En fin de matinée, un groupe de grévistes opposé à la loi travail a occupé brièvement un poste de haute tension (225.000 volts) en Loire-Atlantique, qui alimente la région de Saint-Nazaire. Résultat: 125.000 foyers privés d’électricité pendant plus d’une heure et demie.
A Paris, des manifestants ont envahi le poste d’aiguillage à la gare de Lyon, empêchant tout départ durant une heure.
La journée avait commencé par de nombreux blocages et barrages filtrants: centrale de Flamanville, gare de Lorient, chantiers navals STX de Saint-Nazaire, usine Renault Cléon près de Rouen…
Alors que les grèves persistent aussi dans les raffineries, dans les ports et docks, l’énergie ou encore le secteur du traitement des déchets, le Premier ministre Manuel Valls a évoqué son « sentiment de gâchis » à propos de l’impact économique du conflit social.
Des milliers d’opposants à la loi réformant le droit du travail battaient également le pavé dans plusieurs villes, en attendant une manifestation nationale à Paris, le 14 juin, à l’appel de l’intersyndicale (CGT, FO, FSU, Solidaires, Unef, Fidl, UNL): Rennes, Nantes, Brest, Rouen, Grenoble, Toulouse, Auch…
Un face-à-face tendu entre forces de l’ordre et jeunes au visage dissimulé a eu lieu à Nantes, où un manifestant a été blessé à l’arcade sourcilière, et au moins une personne interpellée. A Rennes, les policiers ont chargé des manifestants qui tentaient d’accéder à la rocade.
Sur un site Arkema près de Lyon, entre 1.300 et 5.000 personnes ont manifesté en marge d’une visite du ministre de l’Economie, Emmanuel Macron.

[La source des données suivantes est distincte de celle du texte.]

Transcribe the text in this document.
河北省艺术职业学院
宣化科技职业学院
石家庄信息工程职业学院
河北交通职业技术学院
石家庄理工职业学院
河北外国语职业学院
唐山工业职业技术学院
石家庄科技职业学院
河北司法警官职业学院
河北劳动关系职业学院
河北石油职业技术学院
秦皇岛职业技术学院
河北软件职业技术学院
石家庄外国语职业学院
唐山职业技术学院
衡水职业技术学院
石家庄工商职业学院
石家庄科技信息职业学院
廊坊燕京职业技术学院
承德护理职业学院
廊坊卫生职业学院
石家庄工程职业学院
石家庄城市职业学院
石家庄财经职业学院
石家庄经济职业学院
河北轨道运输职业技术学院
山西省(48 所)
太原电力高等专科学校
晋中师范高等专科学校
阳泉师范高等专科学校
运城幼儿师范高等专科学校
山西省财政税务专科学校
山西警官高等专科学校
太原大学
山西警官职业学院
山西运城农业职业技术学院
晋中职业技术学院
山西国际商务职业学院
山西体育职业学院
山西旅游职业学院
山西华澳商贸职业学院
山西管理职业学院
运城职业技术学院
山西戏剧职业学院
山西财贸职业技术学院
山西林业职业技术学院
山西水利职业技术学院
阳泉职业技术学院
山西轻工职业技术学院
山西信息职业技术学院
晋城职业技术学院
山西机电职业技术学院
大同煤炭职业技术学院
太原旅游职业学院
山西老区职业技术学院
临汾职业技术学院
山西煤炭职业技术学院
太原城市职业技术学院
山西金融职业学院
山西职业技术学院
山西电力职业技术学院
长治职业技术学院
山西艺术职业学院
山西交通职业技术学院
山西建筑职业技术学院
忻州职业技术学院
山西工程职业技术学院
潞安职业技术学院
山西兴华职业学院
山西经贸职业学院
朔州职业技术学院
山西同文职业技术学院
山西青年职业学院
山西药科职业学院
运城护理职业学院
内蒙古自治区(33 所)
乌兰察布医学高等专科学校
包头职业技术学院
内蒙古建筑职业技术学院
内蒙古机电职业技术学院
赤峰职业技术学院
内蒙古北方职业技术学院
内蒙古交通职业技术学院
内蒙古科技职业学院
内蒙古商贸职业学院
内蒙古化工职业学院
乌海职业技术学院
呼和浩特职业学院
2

Dans les secteurs de l’énergie, la CGT a lancé un appel à la grève reconductible, tandis que la CFE-CGC-Energies et l’Unsa-Energies se sont jointes à la mobilisation jeudi. Des arrêts de travail ont été votés dans 16 des 19 centrales nucléaires françaises, et des militants ont basculé plus d’un million de foyers en tarifs heures creuses en Ile-de-France, ainsi qu’à Lorient et près de Cherbourg.
Pour le symbole, des manifestants ont brièvement bloqué Radiall, l’entreprise du patron du Medef, Pierre Gattaz, dans l’Isère. Ce dernier avait créé la polémique en comparant certains militants CGT à des « terroristes ». Un mot « inadapté », a-t-il ensuite reconnu.
– L’Unsa-ferroviaire suspend la grève –
A la pointe de la mobilisation, le patron de la CGT, Philippe Martinez, a accusé l’exécutif de refuser le dialogue, lui renvoyant la responsabilité d’éventuelles grèves pendant l’Euro.
Mais le gouvernement entend « tenir sur le fond » du projet, sur lequel près de 400 amendements ont été déposés en commission au Sénat.
A la SNCF, où les négociations d’entreprise sont dans leur phase finale, le trafic des trains était perturbé pour la deuxième journée consécutive, après la reconduction de la grève mêlant revendications propres aux cheminots et loi Travail. L’entreprise publique a recensé 15,2% de grévistes, contre 17% mercredi. Seulement 40% des Transiliens et RER circulaient en moyenne, le tiers des Intercités, la moitié des TER et six TGV sur dix.
Le trafic devrait néanmoins s’améliorer, l’Unsa-ferroviaire, deuxième syndicat à la SNCF, ayant annoncé « suspendre son préavis » tout en affirmant ne « rien s’interdire dans les jours à venir » pour « maintenir la pression sur les négociations ».
Dans les transports parisiens, la CGT-RATP a appelé à une grève illimitée pour des questions salariales et contre la loi Travail. Mais le trafic était normal dans le métro, les bus, les tramways et sur le RER A.
Le trafic aérien était légèrement perturbé, notamment à Orly et Lille où Air France a annulé 10% des vols, en raison d’une grève des contrôleurs aériens à l’appel de la CGT-fonction publique contre « l’inacceptable » loi travail.
En revanche, les cinq syndicats des aiguilleurs du ciel ont levé leur préavis de grève pour le week-end, après négociation sur les effectifs et les primes.
Mais les difficultés vont arriver plus tard: à Air France, les trois syndicats de pilotes appellent à faire grève du 11 au 14 juin pour des raisons purement internes -défendre l’emploi et protester contre une modification de certaines règles de rémunération.
Le début de leur mouvement coïncidera avec les premiers jours de l’Euro de football (10 juin-10 juillet) organisé en France.